Reliable experimental studies (Klimisch scores 1 and 2) were performed in accordance with OECD Guidelines on eicosan-1-ol (C20), docosan-1-ol (C22), 2-decyltetradecanol (C24) and tetradecyloctadecan-1-ol (C32) that are constituents of and analogous to primary constituents of Alcohols, C20-30 (even numbered) and the LCA Category. A modelled prediction was also available for eicosan-1-ol.

 

The key study by Flach (2014) reported 90% biodegradation of tetradecyloctadecan-1-ol in an OECD 301B CO2-evolution test over 28 days. More than 60% of tetradecyloctadecan-1-ol had degraded within the 10-day study window. The key study demonstrates that tetradecyloctadecan-1-ol, a C32 long chain alcohol, is readily biodegradable. In a study by Flach (2012b), 2-decyltetradecanol degraded by 84% in a 28-day test and achieved the 10-day window confirming the ready biodegradability of this long chain alcohol (C24) that is an analogue to constituents of Alcohols, C20-30 (even numbered). Similarly, three studies examined the biodegradability of Isofol 24, 28, and 32 in an OECD 301F Electrolytic(Manometric) Respirometry Method test. Isofol 24 and 32 demonstrated ready biodegradability by reaching >60% ThOD within a 10 day window. However, Isofol 28 is considered inherently biodegradable achieving >60% ThOD in a 28 day period.

 

Two studies showed the constituent docosan-1-ol (C22) to be readily biodegradable with 87.9% and 87.5% degradation in 28 days corresponding to studies by Federle (2009) and Flach (2012a), respectively. The constituent eicosan-1-ol (C20) was also reported to be readily biodegradable with 88.4% degradation in the 28-day study by Federle (2009). A study by Mead (2000) reported slow degradation of docosan-1-ol (37%) after 28 days. It is not known why this study is inconsistent when the rate of biodegradation is approximately half the rate of all the other experimental studies. The OECD (2005) predicted eicosan-1-ol to be “inherently biodegradable” when modelled using QSAR. The study by Mead (2000) and the QSAR prediction are attributed with lower weighting than the other experimental studies.

 

All of the experimental studies and evidence from the published literature demonstrate that constituents and analogues of Alcohols, C20-30 (even numbered) will degrade in the aquatic environment. It is concluded that, given the very close similarity between LCA Category alcohols, 2-decyltetradecanol and tetradecyloctadecan-1-ol, as well as similar physico-chemical properties and structure, Alcohols, C20-30 (even numbered) will rapidly and readily biodegrade in the environment.
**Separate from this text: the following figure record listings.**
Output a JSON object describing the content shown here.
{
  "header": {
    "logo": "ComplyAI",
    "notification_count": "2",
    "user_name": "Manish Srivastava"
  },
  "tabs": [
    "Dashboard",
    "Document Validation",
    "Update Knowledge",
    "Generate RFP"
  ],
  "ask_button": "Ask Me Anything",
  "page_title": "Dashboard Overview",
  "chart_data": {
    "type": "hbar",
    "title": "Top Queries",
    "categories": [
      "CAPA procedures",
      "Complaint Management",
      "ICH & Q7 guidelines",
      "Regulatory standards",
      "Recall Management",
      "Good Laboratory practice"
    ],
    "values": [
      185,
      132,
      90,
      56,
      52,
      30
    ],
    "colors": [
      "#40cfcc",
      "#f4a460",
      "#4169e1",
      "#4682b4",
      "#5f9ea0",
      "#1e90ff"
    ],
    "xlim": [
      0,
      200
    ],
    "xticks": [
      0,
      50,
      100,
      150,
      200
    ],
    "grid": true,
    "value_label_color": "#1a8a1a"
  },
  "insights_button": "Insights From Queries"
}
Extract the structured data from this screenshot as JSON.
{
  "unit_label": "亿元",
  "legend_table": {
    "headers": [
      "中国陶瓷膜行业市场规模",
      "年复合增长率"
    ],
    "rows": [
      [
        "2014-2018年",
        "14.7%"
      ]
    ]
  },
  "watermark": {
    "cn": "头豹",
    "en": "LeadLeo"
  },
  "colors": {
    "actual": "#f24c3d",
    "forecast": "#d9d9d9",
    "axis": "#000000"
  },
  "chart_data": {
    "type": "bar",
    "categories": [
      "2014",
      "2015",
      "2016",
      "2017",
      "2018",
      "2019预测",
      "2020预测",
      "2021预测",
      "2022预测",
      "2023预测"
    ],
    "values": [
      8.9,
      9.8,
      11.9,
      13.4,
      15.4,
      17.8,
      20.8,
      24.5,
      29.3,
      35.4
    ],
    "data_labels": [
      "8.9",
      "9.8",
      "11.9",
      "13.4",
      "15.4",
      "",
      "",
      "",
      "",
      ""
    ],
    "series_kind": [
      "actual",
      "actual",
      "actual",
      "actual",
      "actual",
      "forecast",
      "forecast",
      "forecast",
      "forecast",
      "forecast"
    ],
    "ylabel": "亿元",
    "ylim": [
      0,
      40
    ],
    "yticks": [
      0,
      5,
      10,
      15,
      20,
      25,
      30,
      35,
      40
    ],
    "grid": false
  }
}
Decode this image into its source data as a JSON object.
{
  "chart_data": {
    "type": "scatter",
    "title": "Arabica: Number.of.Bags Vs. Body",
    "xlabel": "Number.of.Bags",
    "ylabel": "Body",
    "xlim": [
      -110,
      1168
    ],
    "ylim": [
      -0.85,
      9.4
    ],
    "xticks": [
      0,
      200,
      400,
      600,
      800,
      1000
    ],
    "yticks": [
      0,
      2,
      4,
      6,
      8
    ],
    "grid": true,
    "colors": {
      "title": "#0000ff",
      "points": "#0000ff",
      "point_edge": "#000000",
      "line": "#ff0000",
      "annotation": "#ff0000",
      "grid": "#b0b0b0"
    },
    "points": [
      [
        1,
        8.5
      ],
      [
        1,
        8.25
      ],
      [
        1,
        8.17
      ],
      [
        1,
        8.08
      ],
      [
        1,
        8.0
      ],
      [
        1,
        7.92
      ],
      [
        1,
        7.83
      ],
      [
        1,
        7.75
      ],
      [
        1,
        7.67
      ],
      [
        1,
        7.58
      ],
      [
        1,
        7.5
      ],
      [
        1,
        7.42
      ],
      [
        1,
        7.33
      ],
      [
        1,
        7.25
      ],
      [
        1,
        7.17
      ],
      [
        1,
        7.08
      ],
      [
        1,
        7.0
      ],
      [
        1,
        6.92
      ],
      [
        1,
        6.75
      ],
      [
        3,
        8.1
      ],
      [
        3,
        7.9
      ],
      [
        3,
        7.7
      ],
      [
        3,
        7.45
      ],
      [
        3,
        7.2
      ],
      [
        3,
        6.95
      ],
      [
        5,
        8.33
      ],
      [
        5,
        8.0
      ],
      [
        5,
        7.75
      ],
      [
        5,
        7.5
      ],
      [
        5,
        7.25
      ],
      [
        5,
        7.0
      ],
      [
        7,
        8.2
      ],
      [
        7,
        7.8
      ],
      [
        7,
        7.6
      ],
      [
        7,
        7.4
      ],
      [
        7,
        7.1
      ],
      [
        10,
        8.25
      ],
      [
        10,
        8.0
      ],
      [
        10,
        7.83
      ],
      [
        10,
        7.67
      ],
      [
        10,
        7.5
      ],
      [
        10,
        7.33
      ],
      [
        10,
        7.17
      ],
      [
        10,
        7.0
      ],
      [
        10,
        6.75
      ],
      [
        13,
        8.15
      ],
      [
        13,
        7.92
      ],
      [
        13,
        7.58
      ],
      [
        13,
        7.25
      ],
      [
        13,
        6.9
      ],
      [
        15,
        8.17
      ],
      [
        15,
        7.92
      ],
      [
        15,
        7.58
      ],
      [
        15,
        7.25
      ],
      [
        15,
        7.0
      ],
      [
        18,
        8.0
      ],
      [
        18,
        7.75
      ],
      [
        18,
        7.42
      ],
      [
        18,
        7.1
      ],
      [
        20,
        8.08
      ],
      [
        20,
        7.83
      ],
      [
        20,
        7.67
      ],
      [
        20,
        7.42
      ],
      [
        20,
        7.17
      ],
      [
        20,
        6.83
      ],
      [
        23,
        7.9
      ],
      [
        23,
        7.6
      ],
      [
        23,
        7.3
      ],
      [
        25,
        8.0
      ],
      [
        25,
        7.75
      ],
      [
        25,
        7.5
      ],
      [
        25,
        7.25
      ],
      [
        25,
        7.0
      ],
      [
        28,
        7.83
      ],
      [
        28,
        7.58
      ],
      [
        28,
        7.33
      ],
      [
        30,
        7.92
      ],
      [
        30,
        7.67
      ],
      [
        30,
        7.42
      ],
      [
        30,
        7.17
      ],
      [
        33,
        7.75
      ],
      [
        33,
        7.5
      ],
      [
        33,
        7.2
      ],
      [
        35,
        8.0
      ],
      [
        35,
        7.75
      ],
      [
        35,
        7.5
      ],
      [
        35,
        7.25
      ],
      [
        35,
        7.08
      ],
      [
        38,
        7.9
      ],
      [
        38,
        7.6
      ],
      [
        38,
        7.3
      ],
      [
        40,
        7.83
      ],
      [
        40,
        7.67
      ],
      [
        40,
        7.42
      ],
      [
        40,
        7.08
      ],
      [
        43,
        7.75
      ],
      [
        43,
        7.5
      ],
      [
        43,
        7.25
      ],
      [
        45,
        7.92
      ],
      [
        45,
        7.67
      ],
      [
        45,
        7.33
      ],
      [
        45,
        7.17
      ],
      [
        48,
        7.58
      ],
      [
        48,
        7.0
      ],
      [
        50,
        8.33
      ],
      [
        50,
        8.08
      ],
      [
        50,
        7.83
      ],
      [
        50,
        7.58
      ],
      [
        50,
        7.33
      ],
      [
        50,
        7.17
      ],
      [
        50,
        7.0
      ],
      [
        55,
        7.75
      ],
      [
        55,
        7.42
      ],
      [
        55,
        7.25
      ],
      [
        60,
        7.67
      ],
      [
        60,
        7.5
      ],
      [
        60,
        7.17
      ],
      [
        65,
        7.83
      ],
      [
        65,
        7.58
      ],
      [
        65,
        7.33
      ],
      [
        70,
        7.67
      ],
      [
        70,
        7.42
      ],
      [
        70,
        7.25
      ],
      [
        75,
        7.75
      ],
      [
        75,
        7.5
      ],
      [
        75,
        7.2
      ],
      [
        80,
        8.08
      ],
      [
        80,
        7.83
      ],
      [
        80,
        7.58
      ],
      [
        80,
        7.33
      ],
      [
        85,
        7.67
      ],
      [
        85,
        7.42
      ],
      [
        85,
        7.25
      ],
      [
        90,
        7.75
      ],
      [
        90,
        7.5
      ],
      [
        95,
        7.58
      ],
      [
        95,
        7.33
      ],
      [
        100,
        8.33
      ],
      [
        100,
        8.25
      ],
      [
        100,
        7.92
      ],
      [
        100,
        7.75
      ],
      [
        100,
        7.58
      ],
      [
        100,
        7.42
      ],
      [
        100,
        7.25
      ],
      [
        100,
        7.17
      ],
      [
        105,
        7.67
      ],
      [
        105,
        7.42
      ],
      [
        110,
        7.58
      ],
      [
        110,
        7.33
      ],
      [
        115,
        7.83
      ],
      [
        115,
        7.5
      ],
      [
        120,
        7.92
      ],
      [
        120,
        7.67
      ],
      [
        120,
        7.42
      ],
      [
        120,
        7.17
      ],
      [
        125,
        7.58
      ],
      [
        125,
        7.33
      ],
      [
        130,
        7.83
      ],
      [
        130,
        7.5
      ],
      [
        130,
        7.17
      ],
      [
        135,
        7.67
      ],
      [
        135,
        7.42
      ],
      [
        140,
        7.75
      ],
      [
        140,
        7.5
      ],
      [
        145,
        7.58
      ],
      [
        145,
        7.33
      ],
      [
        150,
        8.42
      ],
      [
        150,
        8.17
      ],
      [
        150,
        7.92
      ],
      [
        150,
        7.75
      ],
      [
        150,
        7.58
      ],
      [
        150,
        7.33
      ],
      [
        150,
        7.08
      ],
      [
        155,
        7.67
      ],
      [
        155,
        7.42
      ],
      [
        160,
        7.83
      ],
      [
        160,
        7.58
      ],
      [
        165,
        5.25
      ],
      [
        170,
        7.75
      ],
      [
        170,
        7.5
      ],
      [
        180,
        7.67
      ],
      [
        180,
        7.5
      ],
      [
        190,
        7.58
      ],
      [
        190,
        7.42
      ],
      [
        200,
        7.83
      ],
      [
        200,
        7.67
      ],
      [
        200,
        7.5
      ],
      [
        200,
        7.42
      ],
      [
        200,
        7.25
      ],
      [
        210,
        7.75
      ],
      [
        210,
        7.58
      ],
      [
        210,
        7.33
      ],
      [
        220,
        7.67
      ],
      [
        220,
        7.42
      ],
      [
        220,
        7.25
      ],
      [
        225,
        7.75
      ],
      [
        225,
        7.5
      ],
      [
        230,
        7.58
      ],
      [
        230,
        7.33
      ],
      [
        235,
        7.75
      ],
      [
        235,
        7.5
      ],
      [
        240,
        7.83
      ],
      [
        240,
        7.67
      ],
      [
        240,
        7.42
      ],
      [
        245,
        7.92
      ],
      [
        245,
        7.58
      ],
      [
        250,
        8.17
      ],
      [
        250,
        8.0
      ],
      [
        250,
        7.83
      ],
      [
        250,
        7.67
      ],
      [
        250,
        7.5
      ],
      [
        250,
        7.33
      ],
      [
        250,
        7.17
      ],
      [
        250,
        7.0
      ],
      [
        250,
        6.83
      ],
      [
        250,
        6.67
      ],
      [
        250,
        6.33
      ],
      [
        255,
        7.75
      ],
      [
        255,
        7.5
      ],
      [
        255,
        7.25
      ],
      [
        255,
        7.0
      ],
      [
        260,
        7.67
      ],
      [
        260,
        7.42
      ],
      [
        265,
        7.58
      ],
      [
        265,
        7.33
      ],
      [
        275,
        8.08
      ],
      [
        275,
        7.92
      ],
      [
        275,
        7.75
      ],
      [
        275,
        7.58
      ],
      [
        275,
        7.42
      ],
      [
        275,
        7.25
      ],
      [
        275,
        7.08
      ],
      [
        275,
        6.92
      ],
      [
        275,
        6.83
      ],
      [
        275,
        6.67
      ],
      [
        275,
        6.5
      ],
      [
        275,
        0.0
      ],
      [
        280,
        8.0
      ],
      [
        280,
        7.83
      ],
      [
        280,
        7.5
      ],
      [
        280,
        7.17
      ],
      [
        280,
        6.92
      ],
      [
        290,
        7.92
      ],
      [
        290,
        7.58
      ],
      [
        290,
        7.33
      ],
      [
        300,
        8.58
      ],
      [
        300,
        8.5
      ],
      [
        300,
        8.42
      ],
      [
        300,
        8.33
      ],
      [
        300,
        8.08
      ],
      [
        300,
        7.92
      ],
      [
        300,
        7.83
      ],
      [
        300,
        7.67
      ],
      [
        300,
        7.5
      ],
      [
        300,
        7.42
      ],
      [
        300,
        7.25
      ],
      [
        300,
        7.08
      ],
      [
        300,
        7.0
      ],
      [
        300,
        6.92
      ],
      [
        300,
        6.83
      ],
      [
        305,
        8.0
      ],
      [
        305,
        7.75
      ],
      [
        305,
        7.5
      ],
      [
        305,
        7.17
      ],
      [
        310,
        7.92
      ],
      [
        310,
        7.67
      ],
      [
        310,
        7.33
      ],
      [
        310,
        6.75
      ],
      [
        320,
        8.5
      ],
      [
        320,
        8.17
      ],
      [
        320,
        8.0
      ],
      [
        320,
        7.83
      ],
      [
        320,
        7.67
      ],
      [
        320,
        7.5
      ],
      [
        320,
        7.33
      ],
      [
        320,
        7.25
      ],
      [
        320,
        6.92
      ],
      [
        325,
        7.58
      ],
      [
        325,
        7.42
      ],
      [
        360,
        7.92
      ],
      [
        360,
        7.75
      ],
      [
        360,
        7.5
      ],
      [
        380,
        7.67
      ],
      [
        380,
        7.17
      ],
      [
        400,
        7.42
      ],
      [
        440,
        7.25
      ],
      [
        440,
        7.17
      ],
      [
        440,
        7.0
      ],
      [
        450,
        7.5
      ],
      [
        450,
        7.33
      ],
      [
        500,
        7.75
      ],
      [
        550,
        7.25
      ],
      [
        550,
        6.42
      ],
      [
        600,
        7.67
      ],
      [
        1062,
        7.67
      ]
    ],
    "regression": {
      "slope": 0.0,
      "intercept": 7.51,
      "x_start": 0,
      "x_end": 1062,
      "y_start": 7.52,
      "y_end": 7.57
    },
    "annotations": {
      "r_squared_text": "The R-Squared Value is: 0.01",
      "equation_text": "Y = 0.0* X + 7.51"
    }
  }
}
The weight of evidence (5 of 6 experimental studies) supports ready biodegradation of these long chain alcohols, in particular those with longer carbon chain lengths (C24 and C32) corresponding to and extending beyond Alcohols, C20-30 (even numbered).

 

Annex IX column 2 of the REACH Regulation states that a study on the Biodegradation in Water and Sediment and a study on Biodegradation in Soil do not need to be conducted if the substance is readily biodegradable. Therefore, studies on Biodegradation in Water and Sediment and Biodegradation in Soil are waived for Alcohols, C20-30 (even numbered) due to its ready biodegradability in the aquatic environment.

 

There is substantial experimental evidence that both linear and branched long chain alcohols with carbon chain length up to and including C32 readily biodgrade in water. Since Alcohols, C22 -30 (even numbered), branched and linear comprise over 70% linear long chain alcohols and typically 85% linear and secondary branched long chain alcohols, it is reasonable to conclude it will readily biodegrade in water.